Capacités européennes en matière de défense

Le Parlement européen :
  • souligne la nécessité d'une approche commune et coopérative dans la résolution des problèmes de constitution des forces;
  • note que le Conseil, en novembre 2013, a exprimé son intention de renforcer la modularité et la flexibilité des groupements tactiques de l'Union (GTUE) afin qu'ils puissent être déployés pour tout type de tâches de gestion de crise. Pourtant, il constate que jusqu'à présent, la seule avancée a été celle – très limitée – d'envisager que le transport stratégique des GTUE vers les théâtres d'opérations soit pris en charge par le mécanisme de financement dit « Athéna »;
  • demande que la possibilité de recourir – selon des formes qui respectent une indispensable modularité – à des états-majors multilatéraux qui ont fait la preuve de leur efficacité sur le terrain, comme l'Eurocorps de Strasbourg, soit sérieusement étudiée;

En outre, le Parlement européen :
  • considère que les effets de la crise économique et financière de 2008 ont entraîné la réduction des budgets de défense nationaux et que cette réduction s'est effectuée sans aucune coordination entre les États membres, une situation qui menace l'autonomie stratégique de l'Union;
  • souligne l'importance de planifier au préalable les investissements stratégiques dans les acquisitions et les rénovations de matériel entre les États membres;
  • salue l'adoption, lors du Conseil du 18 novembre 2014, d'un cadre politique pour la coopération systématique et à long terme en matière de défense, qui s'appuie sur la convergence des processus de planification des capacités et sur l'échange d'informations;
  • souligne que, dans le même but, il est nécessaire que les États membres poursuivent la mise en œuvre du code de conduite de l'Agence européenne de défense en matière de mutualisation et de partage des équipements, afin d'anticiper beaucoup plus efficacement les lacunes capacitaires à venir et de systématiser la coopération pour le développement des capacités;
  • invite 
    • les États membres, face à l'augmentation non coordonnée de la coopération bilatérale ou multilatérale en matière de défense, à engager une coopération structurée permanente (CSP) afin de mieux coordonner et utiliser les financements européens pour la coopération en temps de paix;
    • invite la Haute Représentante pour les affaires étrangères à présenter des plans réalistes pour réussir le lancement de la CSP.

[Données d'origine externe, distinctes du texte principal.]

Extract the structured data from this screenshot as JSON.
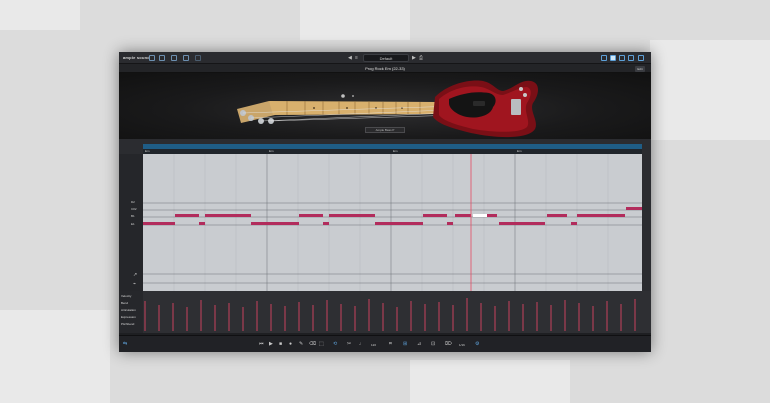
{
  "app": {
    "logo": "ample sound",
    "preset": "Default",
    "title": "Prog Rock Em (22-33)",
    "edit_label": "Edit",
    "stage_label": "Ample Bass P"
  },
  "timeline": {
    "chords": [
      "Em",
      "Em",
      "Em",
      "Em"
    ]
  },
  "keys": [
    "D2",
    "C#2",
    "B1",
    "E1"
  ],
  "lanes": [
    "Velocity",
    "Bend",
    "Articulation",
    "Expression",
    "Pitchbend"
  ],
  "toolbar": {
    "tempo": "120",
    "zoom": "1/16"
  },
  "colors": {
    "accent": "#1f5d86",
    "note": "#b22c5c",
    "playhead": "#e64a63"
  },
  "icons": [
    "undo-icon",
    "redo-icon",
    "save-icon",
    "settings-icon",
    "play-icon",
    "stop-icon",
    "record-icon",
    "metronome-icon"
  ]
}
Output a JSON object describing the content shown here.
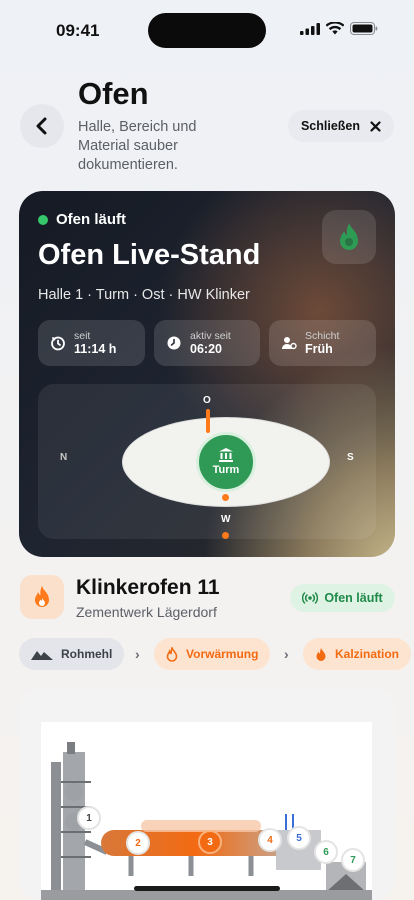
{
  "status_bar": {
    "time": "09:41"
  },
  "header": {
    "title": "Ofen",
    "subtitle": "Halle, Bereich und Material sauber dokumentieren.",
    "close_label": "Schließen"
  },
  "hero": {
    "status": "Ofen läuft",
    "title": "Ofen Live-Stand",
    "location": "Halle 1 · Turm · Ost · HW Klinker",
    "stats": [
      {
        "label": "seit",
        "value": "11:14 h"
      },
      {
        "label": "aktiv seit",
        "value": "06:20"
      },
      {
        "label": "Schicht",
        "value": "Früh"
      }
    ],
    "compass": {
      "n": "N",
      "o": "O",
      "s": "S",
      "w": "W",
      "center_label": "Turm"
    }
  },
  "kiln": {
    "name": "Klinkerofen 11",
    "plant": "Zementwerk Lägerdorf",
    "status": "Ofen läuft"
  },
  "process_steps": [
    "Rohmehl",
    "Vorwärmung",
    "Kalzination"
  ],
  "diagram": {
    "markers": [
      "1",
      "2",
      "3",
      "4",
      "5",
      "6",
      "7"
    ]
  },
  "colors": {
    "accent": "#ff7a1a",
    "running_green": "#2f9a55",
    "dark_card": "#1e2430"
  }
}
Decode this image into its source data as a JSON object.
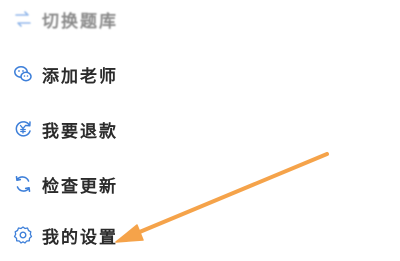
{
  "menu": {
    "items": [
      {
        "label": "切换题库",
        "icon": "switch-bank-icon"
      },
      {
        "label": "添加老师",
        "icon": "wechat-icon"
      },
      {
        "label": "我要退款",
        "icon": "refund-icon"
      },
      {
        "label": "检查更新",
        "icon": "refresh-icon"
      },
      {
        "label": "我的设置",
        "icon": "settings-gear-icon"
      }
    ]
  },
  "colors": {
    "icon": "#3d7fd9",
    "text": "#2b2b2b",
    "annotation_arrow": "#f5a34a",
    "background": "#ffffff"
  },
  "annotation": {
    "type": "arrow",
    "points_to": "我的设置"
  }
}
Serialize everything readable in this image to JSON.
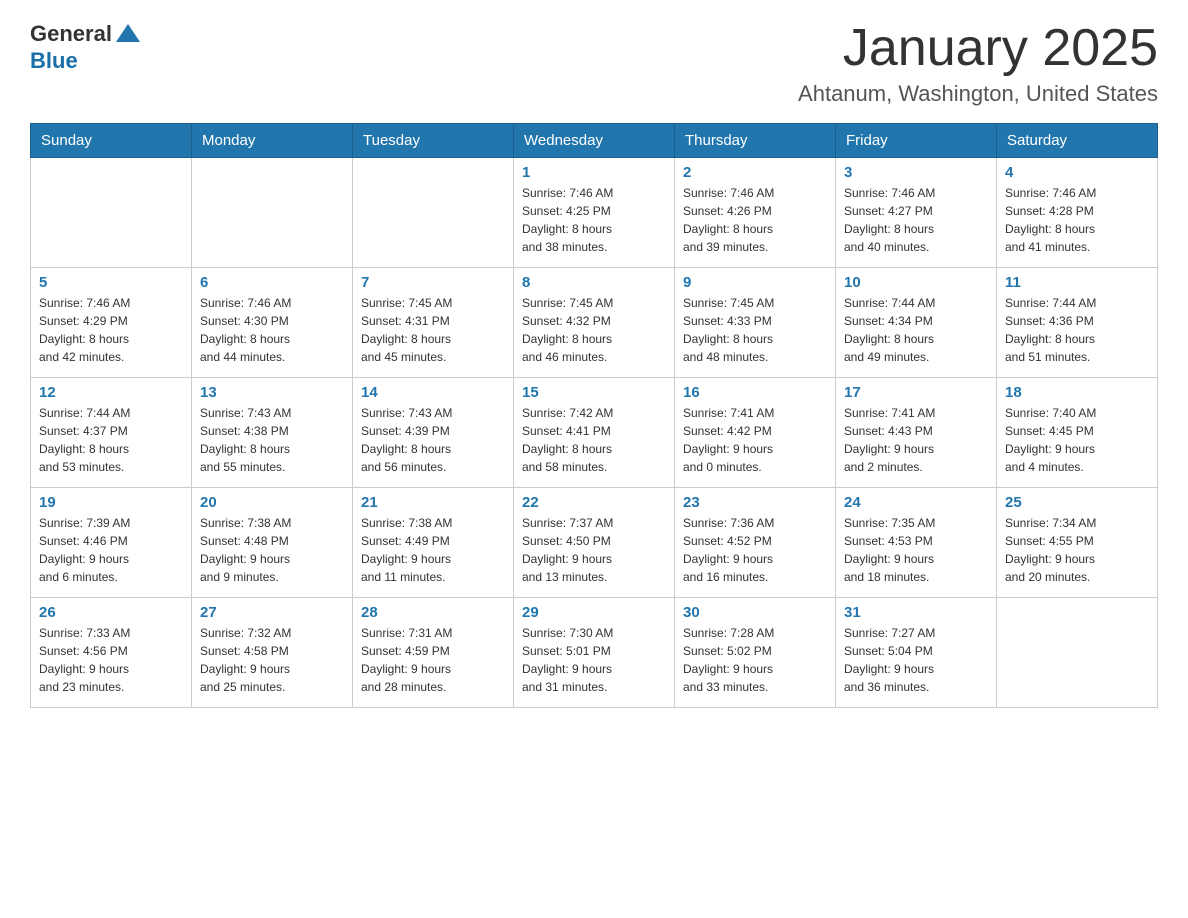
{
  "header": {
    "logo_general": "General",
    "logo_blue": "Blue",
    "month_title": "January 2025",
    "location": "Ahtanum, Washington, United States"
  },
  "days_of_week": [
    "Sunday",
    "Monday",
    "Tuesday",
    "Wednesday",
    "Thursday",
    "Friday",
    "Saturday"
  ],
  "weeks": [
    [
      {
        "day": "",
        "info": ""
      },
      {
        "day": "",
        "info": ""
      },
      {
        "day": "",
        "info": ""
      },
      {
        "day": "1",
        "info": "Sunrise: 7:46 AM\nSunset: 4:25 PM\nDaylight: 8 hours\nand 38 minutes."
      },
      {
        "day": "2",
        "info": "Sunrise: 7:46 AM\nSunset: 4:26 PM\nDaylight: 8 hours\nand 39 minutes."
      },
      {
        "day": "3",
        "info": "Sunrise: 7:46 AM\nSunset: 4:27 PM\nDaylight: 8 hours\nand 40 minutes."
      },
      {
        "day": "4",
        "info": "Sunrise: 7:46 AM\nSunset: 4:28 PM\nDaylight: 8 hours\nand 41 minutes."
      }
    ],
    [
      {
        "day": "5",
        "info": "Sunrise: 7:46 AM\nSunset: 4:29 PM\nDaylight: 8 hours\nand 42 minutes."
      },
      {
        "day": "6",
        "info": "Sunrise: 7:46 AM\nSunset: 4:30 PM\nDaylight: 8 hours\nand 44 minutes."
      },
      {
        "day": "7",
        "info": "Sunrise: 7:45 AM\nSunset: 4:31 PM\nDaylight: 8 hours\nand 45 minutes."
      },
      {
        "day": "8",
        "info": "Sunrise: 7:45 AM\nSunset: 4:32 PM\nDaylight: 8 hours\nand 46 minutes."
      },
      {
        "day": "9",
        "info": "Sunrise: 7:45 AM\nSunset: 4:33 PM\nDaylight: 8 hours\nand 48 minutes."
      },
      {
        "day": "10",
        "info": "Sunrise: 7:44 AM\nSunset: 4:34 PM\nDaylight: 8 hours\nand 49 minutes."
      },
      {
        "day": "11",
        "info": "Sunrise: 7:44 AM\nSunset: 4:36 PM\nDaylight: 8 hours\nand 51 minutes."
      }
    ],
    [
      {
        "day": "12",
        "info": "Sunrise: 7:44 AM\nSunset: 4:37 PM\nDaylight: 8 hours\nand 53 minutes."
      },
      {
        "day": "13",
        "info": "Sunrise: 7:43 AM\nSunset: 4:38 PM\nDaylight: 8 hours\nand 55 minutes."
      },
      {
        "day": "14",
        "info": "Sunrise: 7:43 AM\nSunset: 4:39 PM\nDaylight: 8 hours\nand 56 minutes."
      },
      {
        "day": "15",
        "info": "Sunrise: 7:42 AM\nSunset: 4:41 PM\nDaylight: 8 hours\nand 58 minutes."
      },
      {
        "day": "16",
        "info": "Sunrise: 7:41 AM\nSunset: 4:42 PM\nDaylight: 9 hours\nand 0 minutes."
      },
      {
        "day": "17",
        "info": "Sunrise: 7:41 AM\nSunset: 4:43 PM\nDaylight: 9 hours\nand 2 minutes."
      },
      {
        "day": "18",
        "info": "Sunrise: 7:40 AM\nSunset: 4:45 PM\nDaylight: 9 hours\nand 4 minutes."
      }
    ],
    [
      {
        "day": "19",
        "info": "Sunrise: 7:39 AM\nSunset: 4:46 PM\nDaylight: 9 hours\nand 6 minutes."
      },
      {
        "day": "20",
        "info": "Sunrise: 7:38 AM\nSunset: 4:48 PM\nDaylight: 9 hours\nand 9 minutes."
      },
      {
        "day": "21",
        "info": "Sunrise: 7:38 AM\nSunset: 4:49 PM\nDaylight: 9 hours\nand 11 minutes."
      },
      {
        "day": "22",
        "info": "Sunrise: 7:37 AM\nSunset: 4:50 PM\nDaylight: 9 hours\nand 13 minutes."
      },
      {
        "day": "23",
        "info": "Sunrise: 7:36 AM\nSunset: 4:52 PM\nDaylight: 9 hours\nand 16 minutes."
      },
      {
        "day": "24",
        "info": "Sunrise: 7:35 AM\nSunset: 4:53 PM\nDaylight: 9 hours\nand 18 minutes."
      },
      {
        "day": "25",
        "info": "Sunrise: 7:34 AM\nSunset: 4:55 PM\nDaylight: 9 hours\nand 20 minutes."
      }
    ],
    [
      {
        "day": "26",
        "info": "Sunrise: 7:33 AM\nSunset: 4:56 PM\nDaylight: 9 hours\nand 23 minutes."
      },
      {
        "day": "27",
        "info": "Sunrise: 7:32 AM\nSunset: 4:58 PM\nDaylight: 9 hours\nand 25 minutes."
      },
      {
        "day": "28",
        "info": "Sunrise: 7:31 AM\nSunset: 4:59 PM\nDaylight: 9 hours\nand 28 minutes."
      },
      {
        "day": "29",
        "info": "Sunrise: 7:30 AM\nSunset: 5:01 PM\nDaylight: 9 hours\nand 31 minutes."
      },
      {
        "day": "30",
        "info": "Sunrise: 7:28 AM\nSunset: 5:02 PM\nDaylight: 9 hours\nand 33 minutes."
      },
      {
        "day": "31",
        "info": "Sunrise: 7:27 AM\nSunset: 5:04 PM\nDaylight: 9 hours\nand 36 minutes."
      },
      {
        "day": "",
        "info": ""
      }
    ]
  ]
}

Enfin, le Parlement européen :
  • salue l'adoption par le Conseil, en novembre 2014, du plan de développement des capacités (document de l'AED) (document du Conseil) de l'Agence européenne de défense, qui fixe 16 priorités en la matière. Il salue également le travail effectué par l'Agence européenne de défense au travers de la Codaba, qui recense les possibilités de coopération entre États membres et qui ouvre ainsi la voie à diverses formes de coopération;
  • estime que les États membres devraient poursuivre les projets de mutualisation et de partage, en se concentrant sur les 16 seize domaines capacitaires qu'ils ont identifiés avec l'Agence européenne de défense et l'État-major de l'Union européenne au travers de la politique européenne de défense;
  • salue à ce titre que les progrès effectués dans le domaine du ravitaillement en vol, avec l'acquisition d'une flotte d'avions. Il regrette en revanche qu'un nombre très limité d'États membres aient participé à ce jour à ce projet;
  • insiste sur la nécessité d'éviter la duplication des initiatives déjà en cours ailleurs et à œuvrer davantage à recenser les moyens de créer une réelle valeur ajoutée;
  • s'étonne qu'il n'existe toujours pas de dispositifs d'incitations fiscales à la coopération et à la mutualisation au niveau européen; prend acte de l'appel lancé par le Conseil en décembre 2013 pour que de tels dispositifs soient étudiés et regrette qu'en un an, les discussions n'aient encore abouti à aucune mesure concrète dans ce domaine ;
  • rappelle que depuis l'entrée en vigueur du traité de Lisbonne, les politiques industrielles, spatiales et de recherche de l'Union européenne s'étendent au domaine de la défense. Il invite à ce titre la Commission à mettre en place des procédures permanentes de coopération, dans les domaines du marché commun, de l'industrie, de l'espace, de la recherche et du développement, avec :
    • le Service européen d’action extérieure,
    • l'Agence européenne de défense 
    • les États membres .

(synthèse du texte par securiteinterieure.fr)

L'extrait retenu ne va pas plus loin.